What Is An Adverbial Phrase?
Adverbial phrases are a type of sentence or group of words that has the same ultimate meaning as an adverb. Therefore, adverbial phrases are often used as replacements for adverbs themselves. It’s important to understand when to appropriately use each form of adverbial unit, as there are a number of ways these can greatly improve your language skills.
What is an adverb?
An adverb is a classification of word that is used to modify the surrounding words. Examples of these include: silently, happily, quickly, and truthfully.
Generally, adverbs describe how, when, or what took place at any given moment. As a result, they usually tend to answer the questions of who, what, where, and why.

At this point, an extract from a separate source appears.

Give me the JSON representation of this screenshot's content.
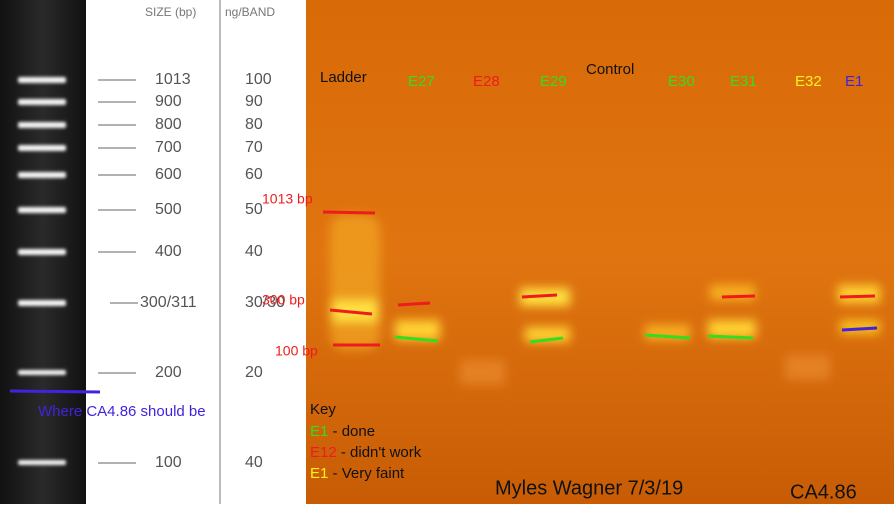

By incorporating adverbs into your speech and writing, your English skills will become more detailed and interesting. Adverbs are crucial to communicating relevant information in an interesting way.
What is the difference between an adverb and an adverbial phrase?
Adverbial phrases can be used as a replacement for the single-worded adverbs mentioned above. For example:
Steve will visit later vs Steve will visit in the morning
The first sentence includes a normal adverb: ‘later’. In this example, we can tell ‘later’ is an adverb because it gives us more information about when the visit will be taking place.
Likewise, in the latter sentence, our adverbial phrase is ‘in the morning’. The adverbial phrase provides the same function that the single adverb does (giving us some more context regarding the time, place, or manner of the event) however does so with a group of words.
Why learn about adverbial phrases?
Adverbial phrases, if improperly applied, can cause a number of issues and ambiguities in your communication. For example, since adverbs serve to modify an aspect of a sentence, misplaced adverbial phrases can accidentally modify the wrong thing. For example:
Break the pinata with the stick vs use the stick to break the pinata
In the first sentence, while to some it might be clear that the stick should be used to break the pinata, the sentence is left ambiguous- there is a chance that the pinata might be wielding a stick, and the adverbial phrase takes on more of a descriptive quality. The second sentence removes all ambiguity by rephrasing the sentence altogether.
In addition to this, adverbial clauses should be handled with care when it comes to the use of commas. When an adverbial phrase is utilised at the start of a sentence, a comma should be used to introduce everything that follows from there (eg: ‘In the morning, we’ll go.’). Meanwhile, if the same adverbial phrase is used at the end of the same sentence, the comma should be omitted (eg: ‘We’ll go in the morning’).
Developing this understanding of where and how to effectively utilise adverbial phrases will help to give you an extra level of technical proficiency, as well as add some extra descriptive depth to your communication. By understanding the differences between adverbs and adverbial phrases, your English communicative skills will greatly increase.